With that in mind, here's a proposal for some fairly simple (in concept) but rigorous classes which cellular automata can be filtered into:
- Unbounded Omnikinetic (Class 1): Spaceships exist for all rational velocities ≤ c. No 'Life-like' rule that is not "B0 without S8" is able to qualify for this title as all B1 rules explode and B2 rules have an upper limit of c/2 diagonal for any expansion. I don't know if any CA exist in this class. Technically not unbounded as lightspeed is the boundary.
- Class 2: Not sure what to call this one. Like Class 1, except spaceships do not exist for all rational velocities with at least 1 of the orthogonal components equal to c.

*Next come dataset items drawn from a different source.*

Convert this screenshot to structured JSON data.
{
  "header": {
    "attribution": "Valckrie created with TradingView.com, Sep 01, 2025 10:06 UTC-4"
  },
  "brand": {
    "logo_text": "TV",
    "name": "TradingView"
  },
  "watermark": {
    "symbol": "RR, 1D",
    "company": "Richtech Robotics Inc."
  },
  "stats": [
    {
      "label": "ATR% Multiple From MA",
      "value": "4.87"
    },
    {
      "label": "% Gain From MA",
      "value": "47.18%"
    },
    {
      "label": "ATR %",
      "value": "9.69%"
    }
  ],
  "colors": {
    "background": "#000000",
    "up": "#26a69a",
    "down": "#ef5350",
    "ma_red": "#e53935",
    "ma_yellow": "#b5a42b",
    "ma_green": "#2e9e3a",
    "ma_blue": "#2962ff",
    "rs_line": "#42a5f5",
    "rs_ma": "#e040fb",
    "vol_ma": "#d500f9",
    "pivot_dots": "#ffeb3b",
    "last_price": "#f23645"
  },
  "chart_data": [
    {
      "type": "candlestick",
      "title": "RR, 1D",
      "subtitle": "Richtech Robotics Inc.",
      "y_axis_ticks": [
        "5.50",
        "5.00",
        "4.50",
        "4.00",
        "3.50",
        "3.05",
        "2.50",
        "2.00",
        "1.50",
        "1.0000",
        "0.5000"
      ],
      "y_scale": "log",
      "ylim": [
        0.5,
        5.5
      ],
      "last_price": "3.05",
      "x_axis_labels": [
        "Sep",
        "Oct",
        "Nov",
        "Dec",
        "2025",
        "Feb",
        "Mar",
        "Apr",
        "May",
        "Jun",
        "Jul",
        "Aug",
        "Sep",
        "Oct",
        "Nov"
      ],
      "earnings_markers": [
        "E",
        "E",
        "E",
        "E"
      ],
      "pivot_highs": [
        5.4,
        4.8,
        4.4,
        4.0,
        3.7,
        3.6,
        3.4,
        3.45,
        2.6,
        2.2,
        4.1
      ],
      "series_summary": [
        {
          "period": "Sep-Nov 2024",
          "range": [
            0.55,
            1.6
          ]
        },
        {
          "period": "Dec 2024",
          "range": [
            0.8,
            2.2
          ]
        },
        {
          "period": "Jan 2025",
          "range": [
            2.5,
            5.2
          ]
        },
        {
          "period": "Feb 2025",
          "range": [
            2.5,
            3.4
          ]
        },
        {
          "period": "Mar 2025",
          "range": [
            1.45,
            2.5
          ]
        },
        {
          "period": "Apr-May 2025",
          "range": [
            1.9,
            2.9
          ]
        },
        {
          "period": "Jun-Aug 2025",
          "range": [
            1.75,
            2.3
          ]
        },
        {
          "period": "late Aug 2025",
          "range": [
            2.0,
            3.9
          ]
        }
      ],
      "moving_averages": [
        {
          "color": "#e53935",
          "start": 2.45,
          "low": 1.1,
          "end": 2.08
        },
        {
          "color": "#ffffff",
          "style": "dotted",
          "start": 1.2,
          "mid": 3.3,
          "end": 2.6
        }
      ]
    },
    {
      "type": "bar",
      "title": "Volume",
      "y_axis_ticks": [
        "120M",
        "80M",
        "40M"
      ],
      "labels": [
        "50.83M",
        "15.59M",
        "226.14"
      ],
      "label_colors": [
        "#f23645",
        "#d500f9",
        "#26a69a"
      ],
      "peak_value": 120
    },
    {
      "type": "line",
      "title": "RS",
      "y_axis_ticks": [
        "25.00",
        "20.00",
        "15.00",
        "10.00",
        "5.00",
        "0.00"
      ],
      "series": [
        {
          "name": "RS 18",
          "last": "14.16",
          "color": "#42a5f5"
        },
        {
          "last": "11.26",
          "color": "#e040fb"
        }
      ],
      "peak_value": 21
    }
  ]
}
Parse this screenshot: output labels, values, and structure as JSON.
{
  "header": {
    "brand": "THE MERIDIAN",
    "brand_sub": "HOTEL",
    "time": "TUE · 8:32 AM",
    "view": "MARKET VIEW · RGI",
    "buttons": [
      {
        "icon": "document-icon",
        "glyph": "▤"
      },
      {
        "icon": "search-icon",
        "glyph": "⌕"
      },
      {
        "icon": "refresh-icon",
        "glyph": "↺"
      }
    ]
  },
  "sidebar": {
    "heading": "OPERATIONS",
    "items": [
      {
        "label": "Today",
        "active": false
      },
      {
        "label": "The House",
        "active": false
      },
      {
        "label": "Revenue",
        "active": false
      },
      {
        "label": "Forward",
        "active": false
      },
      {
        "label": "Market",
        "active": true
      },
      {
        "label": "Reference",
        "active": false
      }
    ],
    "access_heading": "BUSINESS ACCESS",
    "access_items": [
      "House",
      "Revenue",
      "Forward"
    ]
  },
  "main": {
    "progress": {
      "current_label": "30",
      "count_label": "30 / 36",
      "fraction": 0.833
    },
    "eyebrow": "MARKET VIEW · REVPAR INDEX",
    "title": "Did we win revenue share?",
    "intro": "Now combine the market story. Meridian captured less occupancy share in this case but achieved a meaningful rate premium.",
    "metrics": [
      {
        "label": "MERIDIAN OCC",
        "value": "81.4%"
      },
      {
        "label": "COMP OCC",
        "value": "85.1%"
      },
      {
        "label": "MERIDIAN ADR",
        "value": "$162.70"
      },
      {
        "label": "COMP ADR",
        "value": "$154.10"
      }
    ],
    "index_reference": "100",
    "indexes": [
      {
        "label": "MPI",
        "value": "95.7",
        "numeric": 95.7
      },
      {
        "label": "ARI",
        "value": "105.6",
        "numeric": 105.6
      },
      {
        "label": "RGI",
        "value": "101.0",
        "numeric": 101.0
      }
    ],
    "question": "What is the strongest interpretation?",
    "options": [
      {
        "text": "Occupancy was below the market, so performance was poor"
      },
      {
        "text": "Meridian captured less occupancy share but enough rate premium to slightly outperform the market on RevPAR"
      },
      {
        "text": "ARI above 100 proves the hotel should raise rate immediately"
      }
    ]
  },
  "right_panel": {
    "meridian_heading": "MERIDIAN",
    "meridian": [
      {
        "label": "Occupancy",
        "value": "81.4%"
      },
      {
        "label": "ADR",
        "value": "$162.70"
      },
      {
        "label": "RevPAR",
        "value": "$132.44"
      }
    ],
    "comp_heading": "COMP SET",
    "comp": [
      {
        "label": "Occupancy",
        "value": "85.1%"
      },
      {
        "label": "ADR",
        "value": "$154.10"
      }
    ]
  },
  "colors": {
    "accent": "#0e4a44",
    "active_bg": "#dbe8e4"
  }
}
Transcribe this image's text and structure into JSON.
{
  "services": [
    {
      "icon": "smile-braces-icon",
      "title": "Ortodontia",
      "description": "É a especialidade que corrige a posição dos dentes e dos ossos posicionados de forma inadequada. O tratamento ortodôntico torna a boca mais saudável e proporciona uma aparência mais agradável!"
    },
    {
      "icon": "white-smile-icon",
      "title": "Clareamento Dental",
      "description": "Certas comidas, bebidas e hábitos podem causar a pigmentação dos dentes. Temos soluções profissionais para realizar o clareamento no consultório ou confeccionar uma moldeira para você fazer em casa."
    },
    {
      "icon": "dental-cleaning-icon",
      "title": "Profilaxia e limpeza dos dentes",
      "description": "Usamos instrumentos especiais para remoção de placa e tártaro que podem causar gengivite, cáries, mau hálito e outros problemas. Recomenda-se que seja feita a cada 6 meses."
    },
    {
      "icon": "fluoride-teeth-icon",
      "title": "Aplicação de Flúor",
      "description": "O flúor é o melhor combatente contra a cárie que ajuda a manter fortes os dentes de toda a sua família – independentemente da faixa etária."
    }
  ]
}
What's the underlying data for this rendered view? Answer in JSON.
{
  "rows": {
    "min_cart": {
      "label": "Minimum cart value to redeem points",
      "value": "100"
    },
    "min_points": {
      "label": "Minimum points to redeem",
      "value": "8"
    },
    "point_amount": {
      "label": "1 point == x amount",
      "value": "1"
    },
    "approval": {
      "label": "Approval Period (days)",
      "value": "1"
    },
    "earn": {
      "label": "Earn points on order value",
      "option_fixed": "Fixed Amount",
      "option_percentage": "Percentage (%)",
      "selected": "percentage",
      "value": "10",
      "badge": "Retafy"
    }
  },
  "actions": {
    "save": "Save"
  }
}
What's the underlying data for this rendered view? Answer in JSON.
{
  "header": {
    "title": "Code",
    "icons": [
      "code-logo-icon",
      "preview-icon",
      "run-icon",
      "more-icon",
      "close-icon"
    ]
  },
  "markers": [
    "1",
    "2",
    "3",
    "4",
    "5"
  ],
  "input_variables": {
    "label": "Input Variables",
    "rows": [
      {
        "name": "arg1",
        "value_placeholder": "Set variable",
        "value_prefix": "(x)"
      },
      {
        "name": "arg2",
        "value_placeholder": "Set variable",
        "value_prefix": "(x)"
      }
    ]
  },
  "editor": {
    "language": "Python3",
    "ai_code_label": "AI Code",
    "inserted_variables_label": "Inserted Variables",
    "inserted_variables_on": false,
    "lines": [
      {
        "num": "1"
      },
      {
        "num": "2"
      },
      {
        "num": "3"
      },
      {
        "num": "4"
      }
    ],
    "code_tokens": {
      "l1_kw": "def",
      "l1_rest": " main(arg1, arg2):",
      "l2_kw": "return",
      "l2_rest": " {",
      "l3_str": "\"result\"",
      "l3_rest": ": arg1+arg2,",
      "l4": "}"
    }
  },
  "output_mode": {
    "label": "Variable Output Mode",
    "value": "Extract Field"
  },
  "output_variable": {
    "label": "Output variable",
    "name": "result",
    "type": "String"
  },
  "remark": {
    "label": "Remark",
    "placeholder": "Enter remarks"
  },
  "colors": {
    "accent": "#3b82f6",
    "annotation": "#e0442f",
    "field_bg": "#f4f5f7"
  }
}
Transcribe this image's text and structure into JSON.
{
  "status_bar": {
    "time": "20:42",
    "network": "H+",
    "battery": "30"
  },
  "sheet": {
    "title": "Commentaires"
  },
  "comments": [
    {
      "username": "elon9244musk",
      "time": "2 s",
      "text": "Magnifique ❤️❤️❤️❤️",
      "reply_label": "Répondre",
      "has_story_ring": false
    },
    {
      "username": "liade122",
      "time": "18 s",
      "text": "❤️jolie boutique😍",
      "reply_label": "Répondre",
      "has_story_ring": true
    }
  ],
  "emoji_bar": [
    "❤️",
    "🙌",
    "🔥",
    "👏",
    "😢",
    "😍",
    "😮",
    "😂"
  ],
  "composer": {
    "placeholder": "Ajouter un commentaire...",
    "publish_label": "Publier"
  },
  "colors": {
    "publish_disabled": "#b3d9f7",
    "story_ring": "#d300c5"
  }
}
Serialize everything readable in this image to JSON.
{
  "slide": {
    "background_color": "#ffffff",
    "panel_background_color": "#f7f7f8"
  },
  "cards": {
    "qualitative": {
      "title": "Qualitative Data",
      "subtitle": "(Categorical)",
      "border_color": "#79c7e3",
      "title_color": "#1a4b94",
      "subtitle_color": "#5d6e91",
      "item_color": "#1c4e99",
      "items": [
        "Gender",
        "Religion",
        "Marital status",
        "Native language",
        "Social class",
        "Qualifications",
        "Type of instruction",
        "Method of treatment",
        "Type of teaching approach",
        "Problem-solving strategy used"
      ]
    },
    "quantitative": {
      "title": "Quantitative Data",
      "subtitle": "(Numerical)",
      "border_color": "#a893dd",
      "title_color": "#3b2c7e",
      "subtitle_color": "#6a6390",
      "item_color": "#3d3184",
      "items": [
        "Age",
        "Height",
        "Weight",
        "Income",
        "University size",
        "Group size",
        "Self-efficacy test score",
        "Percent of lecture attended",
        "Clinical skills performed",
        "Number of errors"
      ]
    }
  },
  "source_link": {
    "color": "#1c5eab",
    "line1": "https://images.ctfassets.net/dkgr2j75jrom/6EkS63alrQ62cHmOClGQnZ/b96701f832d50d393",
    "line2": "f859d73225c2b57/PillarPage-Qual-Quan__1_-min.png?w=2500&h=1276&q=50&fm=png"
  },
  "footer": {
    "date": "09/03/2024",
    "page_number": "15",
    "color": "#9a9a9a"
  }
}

- Bounded Omnikinetic or Omnikinetic (Class 3): Infinitely many velocities exist, and if each velocity (h,k)c/p (with at least one of h,k co-prime with p) is plotted at the coordinate (h/p, k/p), then spaceships exist at all rational velocities on or within the convex hull of all extant velocities.
- Limit Omnikinetic (Class 4): Like Class 3, but not all rational velocities on the convex hull are possible. CGoL is probably Class 4 (unless by some miraculous feat it turns out it is Class 3).
- Class 5: Not all velocities within the velocity limit are possible, but infinitely many do still exist.
- Finite (Class 6): Only a finite number of velocities are possible.
For example, it's possible that there is some CA rule that is class 3 but has no parametric solutions for finding velocities at all... Such a rule would extremely likely be impossible to prove as being class 3...
TL;DR: This post discusses possible spaceship-based analogues of omniperiodicity and ways to describe rules based on allowed velocities.